Monday, May 21, 2012

You Can't Read In Isolation

In the digital age, you cannot read a book in isolation.
What does that mean?


Think to that last time you read a book without any prior knowledge of it, thinking you had stumbled across something extraordinary that only you knew about.  Now remember that Google search you did of said book and realized that there were already a million and a half people talking about it.  In fact there were several movies adaptations (which then led you to a Youtube search), blogs, and reviews on it.

Or you saw a movie, or watched a play, or listened to a soundtrack and later realized it was a book, so you picked it up in order to see how the [insert digital medium] compared with the "real" story.

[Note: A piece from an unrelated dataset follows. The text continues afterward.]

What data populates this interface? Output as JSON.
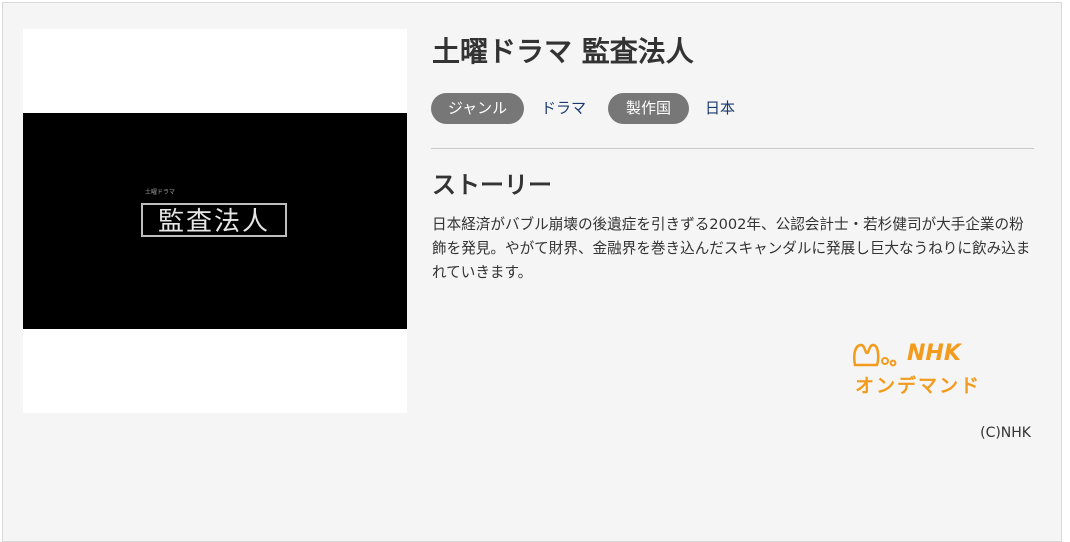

There seem to be two options nowadays:  either you picked up that book you thought no one knew about and realized your ignorance as you climb on the bandwagon, or you picked up that book because of some other medium through which you had experienced the novel.

The digital world is changing the way we go about experiencing literature.  There is hardly a classic work out there that has not been made into a movie, a play, inspired music, written about in some form or another, the list goes on.  Every work of literature we experience has been influenced by this changing digital culture.  You don't have to rely on only the text anymore.

In my own research of The Hunchback of Notre Dame, I realized I hadn't even experienced the work of literature in its primary text.  I read an English translation.  The work was already a secondary source when I picked it up.  Now I have seen secondary and tertiary sources regarding this work of literature to an extent that I could not have predicted.  I have listened to the audiobook, toyed with blogs, seen it performed on stage in dance, drama, and musical adaptations.  All these versions have influenced the way I see and read the novel.  I am not relying on the words, but am drawing conclusions about the words through imagery and audio.




All these mediums have added to the way one experiences The Hunchback.  The digital world is expanding and enhancing the literary world.  Should we resist it because it is not the book or should we embrace it because it is a different way of experiencing the book?